(N/A) Consider a point charge $q$ placed at the origin. The electric field $\overrightarrow{E}$ at a distance $r$ from the charge $q$ is given by Coulomb's law as:
$\overrightarrow{E} = \frac{1}{4 \pi \varepsilon_{0}} \cdot \frac{q}{r^{2}} \hat{r}$
Now,consider a spherical Gaussian surface of radius $r$ centered at the charge $q$. The electric flux $\phi_E$ through this surface is given by the surface integral:
$\phi_E = \oint \overrightarrow{E} \cdot d\overrightarrow{s}$
Since the electric field $\overrightarrow{E}$ is radial and the area vector $d\overrightarrow{s}$ is also radial (outward normal),the angle between them is $0^\circ$. Thus,$\overrightarrow{E} \cdot d\overrightarrow{s} = E ds \cos(0^\circ) = E ds$.
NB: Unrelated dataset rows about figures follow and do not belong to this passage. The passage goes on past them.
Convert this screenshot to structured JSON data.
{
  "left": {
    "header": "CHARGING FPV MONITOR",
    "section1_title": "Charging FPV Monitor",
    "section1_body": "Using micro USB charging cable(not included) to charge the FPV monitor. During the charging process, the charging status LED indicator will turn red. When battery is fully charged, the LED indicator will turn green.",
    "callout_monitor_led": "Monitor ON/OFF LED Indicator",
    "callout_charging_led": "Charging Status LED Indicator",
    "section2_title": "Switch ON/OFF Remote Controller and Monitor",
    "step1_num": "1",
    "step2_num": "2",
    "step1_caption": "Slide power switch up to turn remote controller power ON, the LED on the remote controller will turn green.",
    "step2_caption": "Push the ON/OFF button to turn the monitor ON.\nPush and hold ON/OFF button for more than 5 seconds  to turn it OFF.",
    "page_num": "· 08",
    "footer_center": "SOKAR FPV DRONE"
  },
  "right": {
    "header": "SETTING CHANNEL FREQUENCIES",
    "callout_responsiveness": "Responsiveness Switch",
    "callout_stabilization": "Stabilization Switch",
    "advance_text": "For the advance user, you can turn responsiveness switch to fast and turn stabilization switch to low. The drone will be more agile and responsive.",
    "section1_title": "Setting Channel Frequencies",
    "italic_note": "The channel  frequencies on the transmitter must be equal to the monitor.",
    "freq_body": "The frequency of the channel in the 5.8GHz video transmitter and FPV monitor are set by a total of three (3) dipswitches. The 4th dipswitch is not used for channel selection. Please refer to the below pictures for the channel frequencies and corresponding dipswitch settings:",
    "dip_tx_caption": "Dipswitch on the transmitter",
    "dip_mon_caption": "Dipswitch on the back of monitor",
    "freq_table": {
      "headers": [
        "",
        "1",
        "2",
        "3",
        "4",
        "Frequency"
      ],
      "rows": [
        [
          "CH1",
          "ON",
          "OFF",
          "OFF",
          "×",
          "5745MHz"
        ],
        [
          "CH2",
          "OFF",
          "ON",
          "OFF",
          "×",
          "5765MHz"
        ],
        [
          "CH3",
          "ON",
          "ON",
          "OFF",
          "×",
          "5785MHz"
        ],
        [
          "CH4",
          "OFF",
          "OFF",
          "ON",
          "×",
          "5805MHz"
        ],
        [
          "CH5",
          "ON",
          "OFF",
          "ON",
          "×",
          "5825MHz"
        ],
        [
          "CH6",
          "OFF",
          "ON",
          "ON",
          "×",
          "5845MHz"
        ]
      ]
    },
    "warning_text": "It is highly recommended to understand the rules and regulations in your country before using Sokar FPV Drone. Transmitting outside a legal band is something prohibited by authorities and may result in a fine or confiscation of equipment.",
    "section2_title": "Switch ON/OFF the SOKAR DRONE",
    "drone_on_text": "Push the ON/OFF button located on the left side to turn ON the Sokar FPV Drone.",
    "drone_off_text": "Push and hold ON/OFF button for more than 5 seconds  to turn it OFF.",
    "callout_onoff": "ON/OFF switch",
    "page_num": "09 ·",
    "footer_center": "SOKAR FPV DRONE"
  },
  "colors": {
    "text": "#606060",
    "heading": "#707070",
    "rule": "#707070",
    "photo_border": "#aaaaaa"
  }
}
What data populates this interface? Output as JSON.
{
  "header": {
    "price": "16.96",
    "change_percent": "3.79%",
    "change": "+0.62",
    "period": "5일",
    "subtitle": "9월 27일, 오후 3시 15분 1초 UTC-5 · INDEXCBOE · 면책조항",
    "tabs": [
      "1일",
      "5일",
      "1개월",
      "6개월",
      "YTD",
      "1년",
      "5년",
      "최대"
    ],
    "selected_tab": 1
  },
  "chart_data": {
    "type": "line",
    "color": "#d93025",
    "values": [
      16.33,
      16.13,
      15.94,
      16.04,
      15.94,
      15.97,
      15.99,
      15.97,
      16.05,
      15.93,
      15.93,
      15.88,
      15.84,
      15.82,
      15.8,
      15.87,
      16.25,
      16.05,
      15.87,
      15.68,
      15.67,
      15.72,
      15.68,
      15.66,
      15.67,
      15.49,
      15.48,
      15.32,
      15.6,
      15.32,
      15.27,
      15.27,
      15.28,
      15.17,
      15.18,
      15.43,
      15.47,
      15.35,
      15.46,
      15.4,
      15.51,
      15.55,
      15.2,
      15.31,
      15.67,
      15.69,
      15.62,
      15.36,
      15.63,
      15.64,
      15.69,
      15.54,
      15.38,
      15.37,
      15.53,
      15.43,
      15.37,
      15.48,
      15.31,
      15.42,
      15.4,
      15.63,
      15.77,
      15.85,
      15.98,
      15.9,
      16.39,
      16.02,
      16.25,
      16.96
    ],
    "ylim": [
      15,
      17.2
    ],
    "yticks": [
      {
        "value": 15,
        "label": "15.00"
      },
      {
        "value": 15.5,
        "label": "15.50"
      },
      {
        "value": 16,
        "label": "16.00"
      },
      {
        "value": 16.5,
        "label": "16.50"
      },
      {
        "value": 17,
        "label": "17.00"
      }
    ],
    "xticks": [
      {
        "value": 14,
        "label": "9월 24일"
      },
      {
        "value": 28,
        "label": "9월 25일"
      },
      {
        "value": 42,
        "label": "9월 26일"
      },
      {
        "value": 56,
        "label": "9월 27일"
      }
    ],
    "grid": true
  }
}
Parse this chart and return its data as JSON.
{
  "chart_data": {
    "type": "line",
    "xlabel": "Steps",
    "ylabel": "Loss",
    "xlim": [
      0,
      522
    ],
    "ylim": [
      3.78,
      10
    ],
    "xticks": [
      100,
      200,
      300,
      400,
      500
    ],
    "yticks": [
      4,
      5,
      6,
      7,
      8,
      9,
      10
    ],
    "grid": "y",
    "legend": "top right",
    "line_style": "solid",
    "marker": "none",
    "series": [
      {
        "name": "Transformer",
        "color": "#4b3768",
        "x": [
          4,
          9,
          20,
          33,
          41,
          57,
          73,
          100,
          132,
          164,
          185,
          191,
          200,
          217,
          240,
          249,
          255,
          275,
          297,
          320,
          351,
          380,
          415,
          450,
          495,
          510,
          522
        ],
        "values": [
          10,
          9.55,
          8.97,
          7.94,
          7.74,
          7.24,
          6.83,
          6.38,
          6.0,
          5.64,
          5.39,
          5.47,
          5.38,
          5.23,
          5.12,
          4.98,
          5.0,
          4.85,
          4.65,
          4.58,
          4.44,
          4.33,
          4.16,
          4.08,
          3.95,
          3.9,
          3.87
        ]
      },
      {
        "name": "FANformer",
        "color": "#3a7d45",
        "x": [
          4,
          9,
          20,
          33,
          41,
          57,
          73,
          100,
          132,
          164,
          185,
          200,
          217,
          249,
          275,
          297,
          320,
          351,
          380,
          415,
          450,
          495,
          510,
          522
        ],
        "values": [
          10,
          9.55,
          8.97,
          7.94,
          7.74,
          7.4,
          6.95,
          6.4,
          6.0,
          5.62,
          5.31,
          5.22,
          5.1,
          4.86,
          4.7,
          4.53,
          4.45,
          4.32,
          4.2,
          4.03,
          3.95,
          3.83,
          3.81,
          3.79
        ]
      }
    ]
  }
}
$\phi_E = \oint E ds = E \oint ds$
Since $E$ is constant at all points on the spherical surface,and $\oint ds = 4 \pi r^{2}$ (the surface area of the sphere):
$\phi_E = \left( \frac{1}{4 \pi \varepsilon_{0}} \cdot \frac{q}{r^{2}} \right) \cdot (4 \pi r^{2})$
$\phi_E = \frac{q}{\varepsilon_{0}}$
This is Gauss's law: $\oint \overrightarrow{E} \cdot d\overrightarrow{s} = \frac{q}{\varepsilon_{0}}$.